Duża rozdzielczość telewizora to zaleta, ale jednocześnie zmora producentów niższej jakości aparatów cyfrowych. Powiecie, że to nie problem? To obejrzyjcie zdjęcia w rozdzielczości 4K ze smartfona, a nawet z przeciętnego aparatu systemowego. Wszelkie niedociągnięcia w obrazie będą widoczne jak na dłoni. O tym problemie mówiło się zresztą już po wprowadzeniu iPadów 3 generacji.
Czy jednak poza zdjęciami przyjdzie nam w przyszłości oglądać coś więcej na takim telewizorze? Filmy w formacie zbliżonym do, albo i lepszym niż 4K, kręci się już od dawna, jednak do ich wyświetlania konieczna jest odpowiednia technologia. Prace nad nowym standardem HDMI 2.0, który pozwoli przesyłać obraz UHD w tempie przynajmniej 60 klatek/s dla 2D, już trwają. Być może finalizacji standardów doczekamy się już na tegorocznych targach IFA. Niezależnie od rezultatów prac i ewentualnych zmian w stosowanych kodekach, a nawet typach złącz wykorzystanych do przekazu sygnału, posiadacze Samsunga UHD S9 mają spać spokojnie. Tu do głosu ma dojść trzecia z podkreślanych przez producenta zalet nowego panelu. Gotowość na przyszłe technologie. Samsung podobne podejście stosuje już w obecnych telewizorach Full HD, a w nowym produkcie ma mieć ono jeszcze szerszy wymiar. Gdyby zatem zmieniły się wymagania dotyczące formatu 4K i to na poziomie sprzętowym, wystarczy wymienić płytę główną telewizora.

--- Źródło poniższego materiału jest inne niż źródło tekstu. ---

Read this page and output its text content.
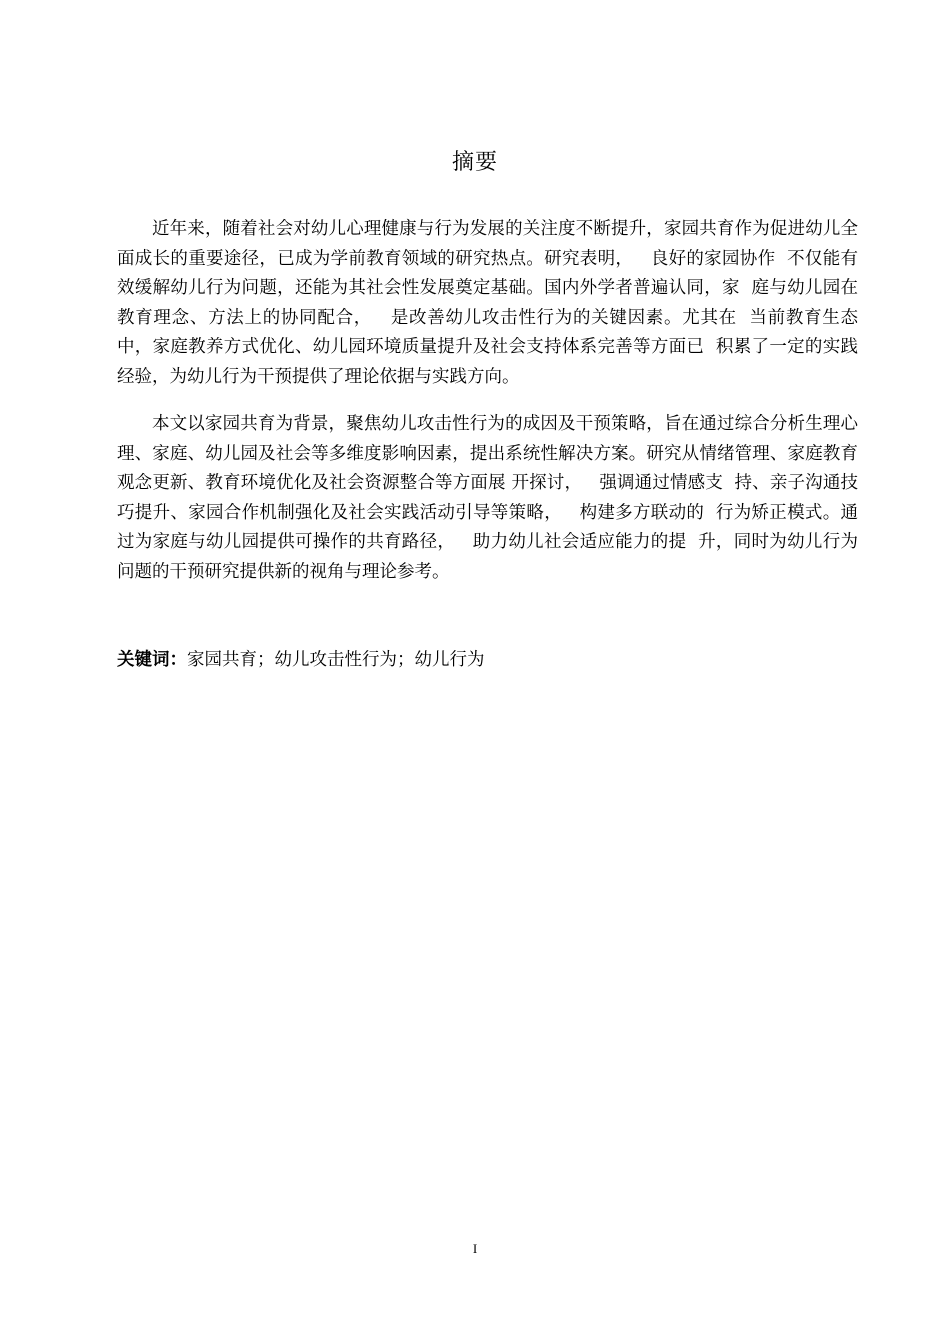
摘要

近年来，随着社会对幼儿心理健康与行为发展的关注度不断提升，家园共育作为促进幼儿全面成长的重要途径，已成为学前教育领域的研究热点。研究表明，   良好的家园协作  不仅能有效缓解幼儿行为问题，还能为其社会性发展奠定基础。国内外学者普遍认同，家  庭与幼儿园在教育理念、方法上的协同配合，   是改善幼儿攻击性行为的关键因素。尤其在  当前教育生态中，家庭教养方式优化、幼儿园环境质量提升及社会支持体系完善等方面已  积累了一定的实践经验，为幼儿行为干预提供了理论依据与实践方向。

本文以家园共育为背景，聚焦幼儿攻击性行为的成因及干预策略，旨在通过综合分析生理心理、家庭、幼儿园及社会等多维度影响因素，提出系统性解决方案。研究从情绪管理、家庭教育观念更新、教育环境优化及社会资源整合等方面展 开探讨，   强调通过情感支  持、亲子沟通技巧提升、家园合作机制强化及社会实践活动引导等策略，   构建多方联动的  行为矫正模式。通过为家庭与幼儿园提供可操作的共育路径，   助力幼儿社会适应能力的提  升，同时为幼儿行为问题的干预研究提供新的视角与理论参考。

关键词：家园共育；幼儿攻击性行为；幼儿行为
I
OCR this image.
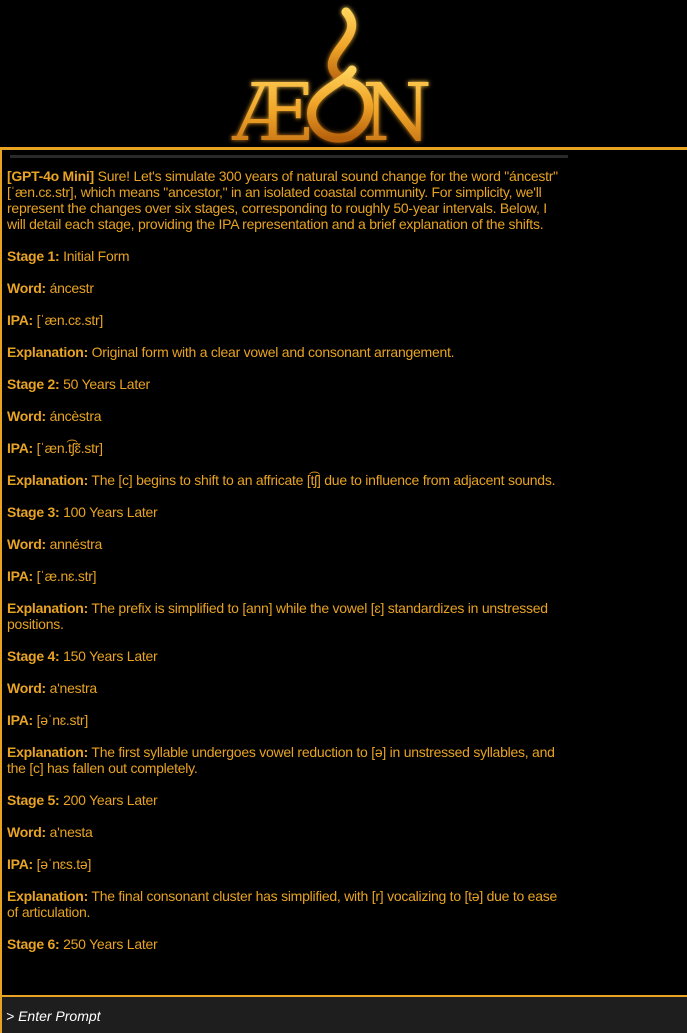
Æ N

[GPT-4o Mini] Sure! Let's simulate 300 years of natural sound change for the word "áncestr" [ˈæn.cɛ.str], which means "ancestor," in an isolated coastal community. For simplicity, we'll represent the changes over six stages, corresponding to roughly 50-year intervals. Below, I will detail each stage, providing the IPA representation and a brief explanation of the shifts.

Stage 1: Initial Form

Word: áncestr

IPA: [ˈæn.cɛ.str]

Explanation: Original form with a clear vowel and consonant arrangement.

Stage 2: 50 Years Later

Word: áncèstra

IPA: [ˈæn.t͡ʃɛ̃.str]

Explanation: The [c] begins to shift to an affricate [t͡ʃ] due to influence from adjacent sounds.

Stage 3: 100 Years Later

Word: annéstra

IPA: [ˈæ.nɛ.str]

Explanation: The prefix is simplified to [ann] while the vowel [ɛ] standardizes in unstressed positions.

Stage 4: 150 Years Later

Word: a'nestra

IPA: [əˈnɛ.str]

Explanation: The first syllable undergoes vowel reduction to [ə] in unstressed syllables, and the [c] has fallen out completely.

Stage 5: 200 Years Later

Word: a'nesta

IPA: [əˈnɛs.tə]

Explanation: The final consonant cluster has simplified, with [r] vocalizing to [tə] due to ease of articulation.

Stage 6: 250 Years Later

> Enter Prompt
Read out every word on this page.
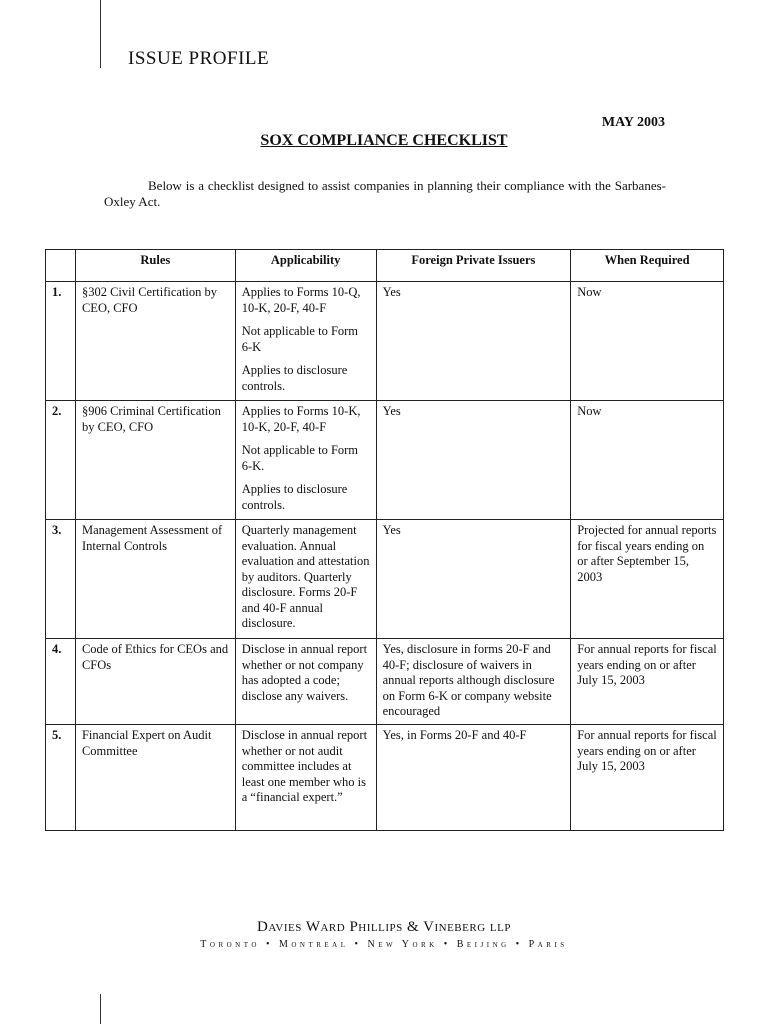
ISSUE PROFILE
MAY 2003
SOX COMPLIANCE CHECKLIST
Below is a checklist designed to assist companies in planning their compliance with the Sarbanes-Oxley Act.
	Rules	Applicability	Foreign Private Issuers	When Required
1.	§302 Civil Certification by CEO, CFO	Applies to Forms 10-Q, 10-K, 20-F, 40-F

Not applicable to Form 6-K

Applies to disclosure controls.	Yes	Now
2.	§906 Criminal Certification by CEO, CFO	Applies to Forms 10-K, 10-K, 20-F, 40-F

Not applicable to Form 6-K.

Applies to disclosure controls.	Yes	Now
3.	Management Assessment of Internal Controls	Quarterly management evaluation. Annual evaluation and attestation by auditors. Quarterly disclosure. Forms 20-F and 40-F annual disclosure.	Yes	Projected for annual reports for fiscal years ending on or after September 15, 2003
4.	Code of Ethics for CEOs and CFOs	Disclose in annual report whether or not company has adopted a code; disclose any waivers.	Yes, disclosure in forms 20-F and 40-F; disclosure of waivers in annual reports although disclosure on Form 6-K or company website encouraged	For annual reports for fiscal years ending on or after July 15, 2003
5.	Financial Expert on Audit Committee	Disclose in annual report whether or not audit committee includes at least one member who is a “financial expert.”	Yes, in Forms 20-F and 40-F	For annual reports for fiscal years ending on or after July 15, 2003
Davies Ward Phillips & Vineberg llp
Toronto • Montreal • New York • Beijing • Paris
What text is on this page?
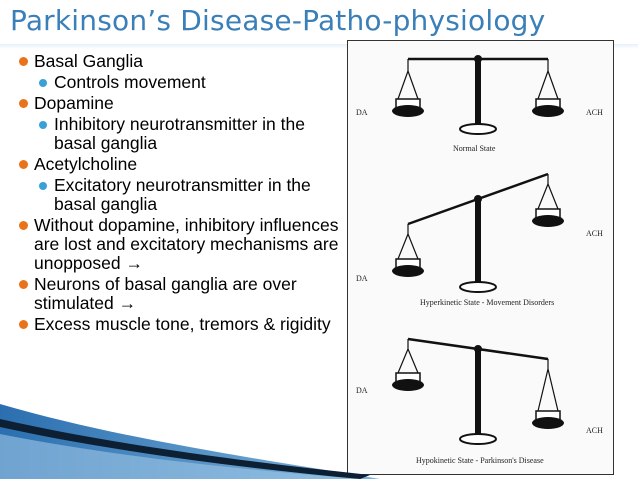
Parkinson’s Disease-Patho-physiology
Basal Ganglia
Controls movement
Dopamine
Inhibitory neurotransmitter in the basal ganglia
Acetylcholine
Excitatory neurotransmitter in the basal ganglia
Without dopamine, inhibitory influences are lost and excitatory mechanisms are unopposed →
Neurons of basal ganglia are over stimulated →
Excess muscle tone, tremors & rigidity
DA	ACH
Normal State
DA
ACH
Hyperkinetic State - Movement Disorders
DA
ACH
Hypokinetic State - Parkinson's Disease
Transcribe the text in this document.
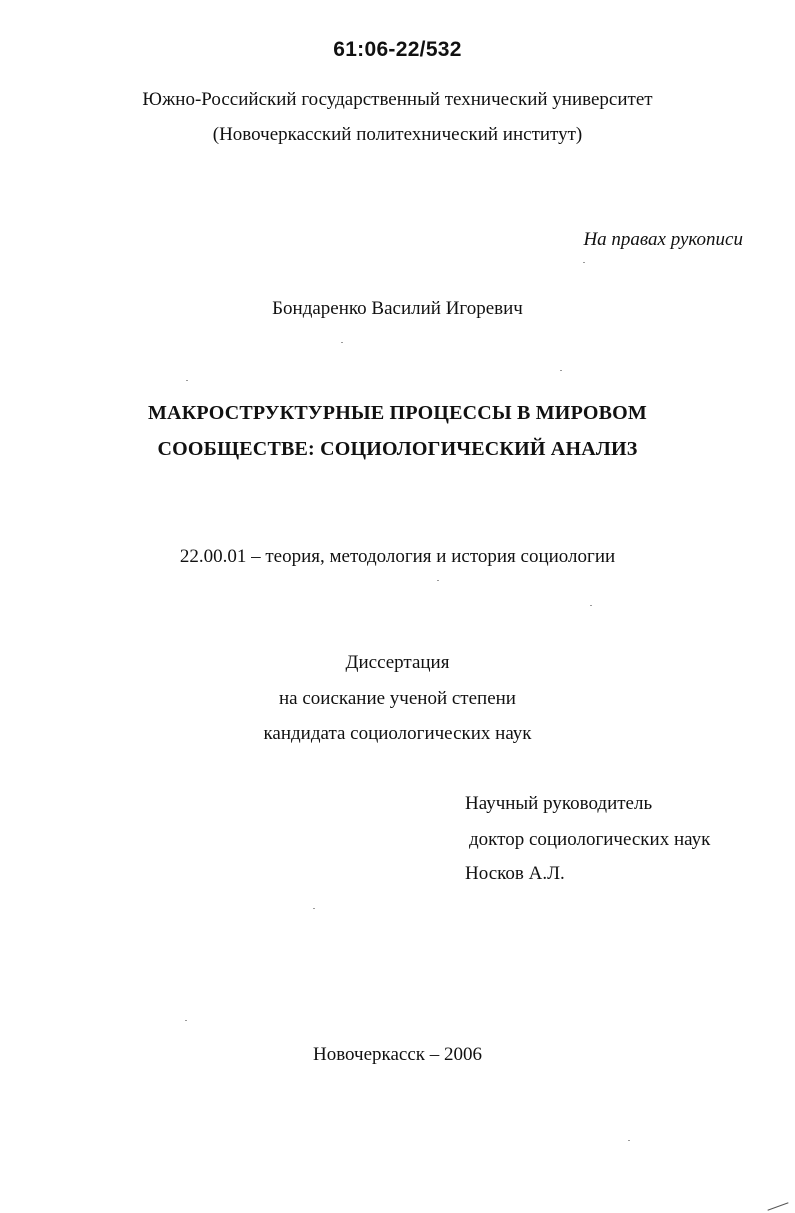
61:06-22/532
Южно-Российский государственный технический университет
(Новочеркасский политехнический институт)
На правах рукописи
Бондаренко Василий Игоревич
МАКРОСТРУКТУРНЫЕ ПРОЦЕССЫ В МИРОВОМ
СООБЩЕСТВЕ: СОЦИОЛОГИЧЕСКИЙ АНАЛИЗ
22.00.01 – теория, методология и история социологии
Диссертация
на соискание ученой степени
кандидата социологических наук
Научный руководитель
доктор социологических наук
Носков А.Л.
Новочеркасск – 2006
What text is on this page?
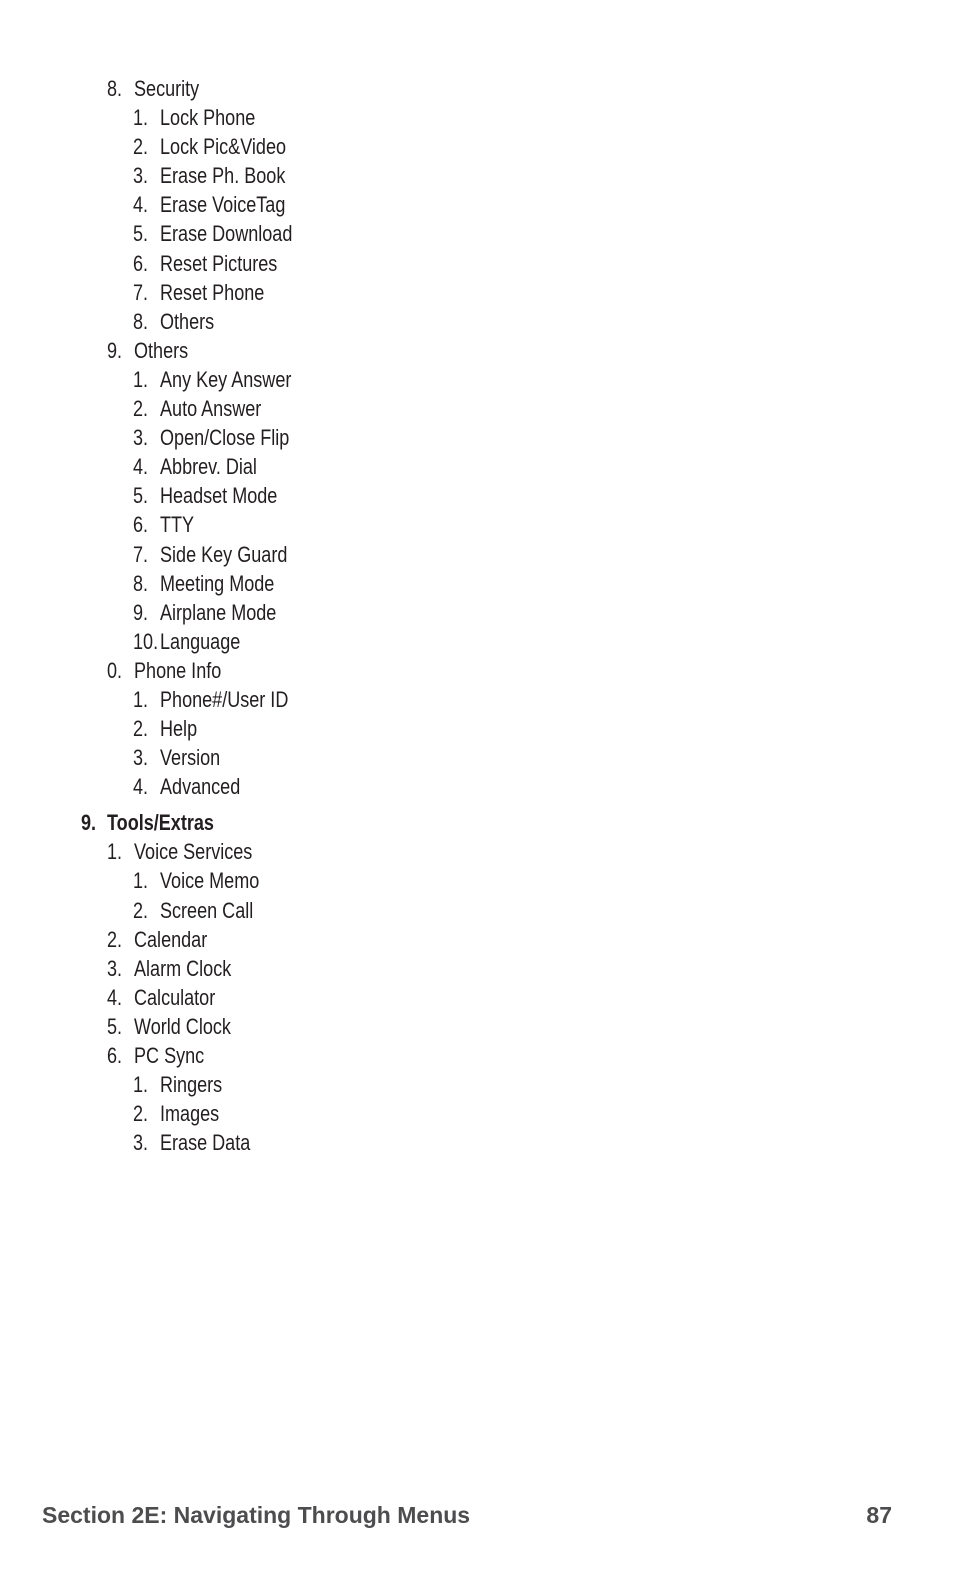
8. Security
1. Lock Phone
2. Lock Pic&Video
3. Erase Ph. Book
4. Erase VoiceTag
5. Erase Download
6. Reset Pictures
7. Reset Phone
8. Others
9. Others
1. Any Key Answer
2. Auto Answer
3. Open/Close Flip
4. Abbrev. Dial
5. Headset Mode
6. TTY
7. Side Key Guard
8. Meeting Mode
9. Airplane Mode
10. Language
0. Phone Info
1. Phone#/User ID
2. Help
3. Version
4. Advanced
9. Tools/Extras
1. Voice Services
1. Voice Memo
2. Screen Call
2. Calendar
3. Alarm Clock
4. Calculator
5. World Clock
6. PC Sync
1. Ringers
2. Images
3. Erase Data
Section 2E: Navigating Through Menus	87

5-megapikselowa kamera to oko Samsunga UHD S9. Może pracować w słabszym oświetleniu niż kamery montowane w ubiegłorocznych modelach. Ma się to przełożyć na lepsze rozpoznawanie gestów, wśród których znalazł się także ten z kciukiem uniesionym do góry.
Telewizor telewizorem, ale jeszcze pozostaje kwestia nośników i nieszczęsnego DRM. A pod tym względem sytuacja niekoniecznie zapowiada się w różowych barwach. Wytwórnie filmowe w coraz większym stopniu chcą kontrolować nasze prawa do oglądania ich produkcji. Jak, kiedy i na czym. Z kolei obecny Blu-ray nie spełnia wymogów 4K. Konieczne będą pojemniejsze płyty, pamięci półprzewodnikowe, a może jeszcze coś innego.
Po oficjalnej prezentacji mogliśmy spędzić kilka chwil prawie sam na sam z telewizorem Samsung UHD S9. Producent faktycznie przyłożył dużą wagę do wzornictwa, ale stojący wariant telewizora będzie wymagał równie dużej przestrzeni. Nie tylko ze względów estetycznych, ale również energetycznych. Ramę panelu skonstruowano tak, by pasywnie odprowadzała ciepło z pracującego wyświetlacza. Na szczęście Samsung UHD S9 nie ma potwornego zapotrzebowania na energię. Jest ono niemałe, ale przeciętne 273 W to w porównaniu z pierwszymi panelami plazmowymi niewiele. Szczytowy pobór może wynieść około 530 W.
Obraz. No cóż, można spierać się czy sygnał jest odpowiednio dostosowany do panelu, a błędy zrzucić na proces postprocessingu sygnału wejściowego, na które nawet elektronika telewizora wspomagana czterordzeniowy procesor niewiele pomoże. Dobór odpowiednich ustawień w menu to konieczność. Abstrahując od tych zastrzeżeń, obraz wygląda niesamowicie. Skok z Full HD do Ultra HD na panelu 85 cali przypomina skok pomiędzy sygnałem SD i Full HD w telewizorach LCD o przekątnej 42 cali. Oględziny ekranu przez jednego z redaktorów pod mikroskopem potwierdziły, że jest to faktycznie produkt Samsunga. Nie jest to co prawda pierwszy telewizor 4K jaki oglądamy, ale nadal rozwiązanie jest na tyle nowe i rzadko spotykane, by przy każdym pokazie wywoływać zachwyt. W pełni obiektywni będziemy zapewne dopiero za dwa, trzy lata.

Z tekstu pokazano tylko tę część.